А я — как плагиатор-утопист.
Предположим, нам с вами (условным нам с условными вами) эта условно наша затея почему-либо удалась бы. Тот же Мадагаскар добился бы через ООН гарантий нашей безопасности. К нам примкнули бы обрадованные трудящиеся массы Каменного острова и Купчина, после чего и весь город, от Смольного до спальных до окраин, стал бы условно наш. А Кронштадт и Ломоносов соблюдали бы нейтралитет. Повторяю: предположим.
Но, спрашивается, какую предложили бы мы новоявленной республике (или великому герцогству, все равно) экономическую модель? Много ли в Петербурге производится вещей, которые могли бы пригодиться его населению? А производство на экспорт не наладить без собственных энергоресурсов, без источников сырья. Они имеются — кой-какие — в Ленобласти. Но аншлюса не допустят — опасаясь нашего усиления — завистливые Новгород и Псков; и вообще — огромный риск увязнуть в партизанской войне.

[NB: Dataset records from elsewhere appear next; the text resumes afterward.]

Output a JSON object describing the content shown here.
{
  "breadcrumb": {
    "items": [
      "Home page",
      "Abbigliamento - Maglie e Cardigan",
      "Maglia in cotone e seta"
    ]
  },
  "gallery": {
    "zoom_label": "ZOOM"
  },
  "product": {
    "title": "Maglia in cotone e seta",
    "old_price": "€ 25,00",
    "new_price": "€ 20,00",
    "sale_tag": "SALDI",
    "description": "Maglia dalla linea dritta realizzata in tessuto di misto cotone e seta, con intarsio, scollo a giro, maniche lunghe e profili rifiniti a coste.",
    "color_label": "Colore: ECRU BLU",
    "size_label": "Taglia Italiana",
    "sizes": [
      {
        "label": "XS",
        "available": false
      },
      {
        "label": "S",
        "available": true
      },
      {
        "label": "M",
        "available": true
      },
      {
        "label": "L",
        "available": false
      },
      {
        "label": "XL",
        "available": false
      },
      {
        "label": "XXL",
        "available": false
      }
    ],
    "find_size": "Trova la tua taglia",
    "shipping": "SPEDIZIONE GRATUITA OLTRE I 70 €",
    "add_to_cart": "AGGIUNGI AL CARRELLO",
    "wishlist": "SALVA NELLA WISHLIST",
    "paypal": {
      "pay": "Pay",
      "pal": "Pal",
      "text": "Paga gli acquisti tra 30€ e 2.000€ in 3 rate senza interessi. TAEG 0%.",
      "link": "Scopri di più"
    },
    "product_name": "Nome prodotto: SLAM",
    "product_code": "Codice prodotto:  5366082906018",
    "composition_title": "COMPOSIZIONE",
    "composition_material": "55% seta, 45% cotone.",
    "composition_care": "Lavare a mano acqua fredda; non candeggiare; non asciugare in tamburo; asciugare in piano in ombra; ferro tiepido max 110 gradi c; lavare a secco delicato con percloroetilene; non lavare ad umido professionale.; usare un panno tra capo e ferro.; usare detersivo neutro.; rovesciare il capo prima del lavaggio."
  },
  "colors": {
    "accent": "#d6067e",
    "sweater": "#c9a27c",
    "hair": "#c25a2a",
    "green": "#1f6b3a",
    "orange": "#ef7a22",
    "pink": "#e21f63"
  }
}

Между тем население не может питаться одним воздухом свободы. Конечно, разведем огороды на крышах, пасеки на балконах, переоборудуем гаражи под хлева, разместим в котельных теплицы, на скорую руку возведем голубятни (тут вам и белковая пища, и беспроводная связь), — но проблемы останутся.
Правда, мы (и, кажется, как раз на Васильевском) делаем подводные лодки. Они могли бы образовать флибустьерский флот (секретная база — в укромной мадагаскарской бухте) и, бороздя Атлантический и Тихий, снабжать СПб. иностранными товарами.

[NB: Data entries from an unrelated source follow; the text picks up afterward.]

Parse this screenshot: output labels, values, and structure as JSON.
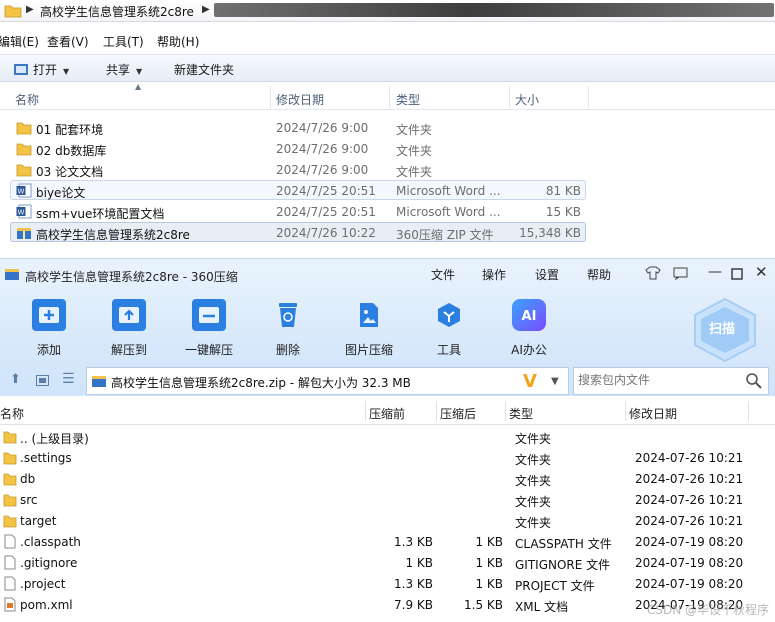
{
  "explorer": {
    "breadcrumb": "高校学生信息管理系统2c8re",
    "menu": [
      "编辑(E)",
      "查看(V)",
      "工具(T)",
      "帮助(H)"
    ],
    "toolbar": {
      "open_label": "打开",
      "share_label": "共享",
      "newfolder_label": "新建文件夹"
    },
    "columns": {
      "name": "名称",
      "date": "修改日期",
      "type": "类型",
      "size": "大小"
    },
    "files": [
      {
        "icon": "folder-icon",
        "name": "01 配套环境",
        "date": "2024/7/26 9:00",
        "type": "文件夹",
        "size": ""
      },
      {
        "icon": "folder-icon",
        "name": "02 db数据库",
        "date": "2024/7/26 9:00",
        "type": "文件夹",
        "size": ""
      },
      {
        "icon": "folder-icon",
        "name": "03 论文文档",
        "date": "2024/7/26 9:00",
        "type": "文件夹",
        "size": ""
      },
      {
        "icon": "word-doc-icon",
        "name": "biye论文",
        "date": "2024/7/25 20:51",
        "type": "Microsoft Word ...",
        "size": "81 KB"
      },
      {
        "icon": "word-doc-icon",
        "name": "ssm+vue环境配置文档",
        "date": "2024/7/25 20:51",
        "type": "Microsoft Word ...",
        "size": "15 KB"
      },
      {
        "icon": "zip-archive-icon",
        "name": "高校学生信息管理系统2c8re",
        "date": "2024/7/26 10:22",
        "type": "360压缩 ZIP 文件",
        "size": "15,348 KB"
      }
    ]
  },
  "zip": {
    "window_title": "高校学生信息管理系统2c8re - 360压缩",
    "menu": [
      "文件",
      "操作",
      "设置",
      "帮助"
    ],
    "tools": [
      {
        "icon": "add-icon",
        "label": "添加"
      },
      {
        "icon": "extract-to-icon",
        "label": "解压到"
      },
      {
        "icon": "one-click-extract-icon",
        "label": "一键解压"
      },
      {
        "icon": "delete-icon",
        "label": "删除"
      },
      {
        "icon": "image-compress-icon",
        "label": "图片压缩"
      },
      {
        "icon": "tools-icon",
        "label": "工具"
      },
      {
        "icon": "ai-office-icon",
        "label": "AI办公"
      }
    ],
    "scan_label": "扫描",
    "path_text": "高校学生信息管理系统2c8re.zip - 解包大小为 32.3 MB",
    "search_placeholder": "搜索包内文件",
    "columns": {
      "name": "名称",
      "before": "压缩前",
      "after": "压缩后",
      "type": "类型",
      "date": "修改日期"
    },
    "files": [
      {
        "icon": "folder-icon",
        "name": ".. (上级目录)",
        "before": "",
        "after": "",
        "type": "文件夹",
        "date": ""
      },
      {
        "icon": "folder-icon",
        "name": ".settings",
        "before": "",
        "after": "",
        "type": "文件夹",
        "date": "2024-07-26 10:21"
      },
      {
        "icon": "folder-icon",
        "name": "db",
        "before": "",
        "after": "",
        "type": "文件夹",
        "date": "2024-07-26 10:21"
      },
      {
        "icon": "folder-icon",
        "name": "src",
        "before": "",
        "after": "",
        "type": "文件夹",
        "date": "2024-07-26 10:21"
      },
      {
        "icon": "folder-icon",
        "name": "target",
        "before": "",
        "after": "",
        "type": "文件夹",
        "date": "2024-07-26 10:21"
      },
      {
        "icon": "file-icon",
        "name": ".classpath",
        "before": "1.3 KB",
        "after": "1 KB",
        "type": "CLASSPATH 文件",
        "date": "2024-07-19 08:20"
      },
      {
        "icon": "file-icon",
        "name": ".gitignore",
        "before": "1 KB",
        "after": "1 KB",
        "type": "GITIGNORE 文件",
        "date": "2024-07-19 08:20"
      },
      {
        "icon": "file-icon",
        "name": ".project",
        "before": "1.3 KB",
        "after": "1 KB",
        "type": "PROJECT 文件",
        "date": "2024-07-19 08:20"
      },
      {
        "icon": "xml-file-icon",
        "name": "pom.xml",
        "before": "7.9 KB",
        "after": "1.5 KB",
        "type": "XML 文档",
        "date": "2024-07-19 08:20"
      }
    ],
    "watermark": "CSDN @毕设千秋程序"
  }
}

Но это, как говорится, сопряжено и вообще чревато. Более надежной лично мне представляется другая, традиционная бюджетная статья. Мы ведь, как известно, можем спускать в Финский залив ежедневно до трех тысяч тонн сами знаете чего. А можем, щадя Скандинавию и Прибалтику, спускать только тысячу тонн или даже меньше. Если нам будут за это платить конвертируемой валютой. (Будут, как миленькие, куда денутся.) Однако сомневаюсь, чтобы даже и таким способом нам удалось обеспечить прожиточный минимум выше теперешнего. Это дорога в застой. И даже в отстой.

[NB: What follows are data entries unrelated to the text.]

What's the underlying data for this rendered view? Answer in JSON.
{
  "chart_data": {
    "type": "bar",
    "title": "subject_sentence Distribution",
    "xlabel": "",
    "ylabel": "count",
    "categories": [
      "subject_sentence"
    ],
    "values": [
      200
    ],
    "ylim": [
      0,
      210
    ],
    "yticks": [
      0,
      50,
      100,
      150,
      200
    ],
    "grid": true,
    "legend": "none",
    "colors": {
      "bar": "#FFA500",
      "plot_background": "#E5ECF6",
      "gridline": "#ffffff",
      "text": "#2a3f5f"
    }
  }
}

Есть и другие контраргументы. Согласитесь: первое условие для обретения и поддержания независимости — наличие народа. Так вот — являются ли обитатели Петербурга отдельно взятым (за руку) народом? Чувствуют ли себя таковым? Связывает ли их общность происхождения (как, скажем, нынешний
Полагаю, ответ очевиден. (Про культуру — промолчим, не фиг лицемерить.) Кроме штампа прописки, нас — или, по крайней мере, очень многих из нас — объединяет (и отъединяет от иногородних) разве что опыт коммуналок (думаю, ни в каком другом населенном пункте мира этот опыт не изуродовал столько душ). Ну и еще одно обстоятельство, как бы мистическое: помимо нашей воли, нечувствительно, неосознанно — скорей всего, через старую архитектуру — нам передается ужас и боль наших предместников, принявших насильственную смерть. Ведь практически в каждом старинном здании кого-нибудь убили, из каждого дома кого-нибудь увели, увезли на казнь.
Почти никто про это, конечно же, не помнит, как и про заклятье царицы Авдотьи. Мы — добросовестные обитатели выморочного жилья. Окровавленных призраков не замечаем. Но равнодушная, покорная привычка к плохим, как погода, временам — в петербургском подсознании живет.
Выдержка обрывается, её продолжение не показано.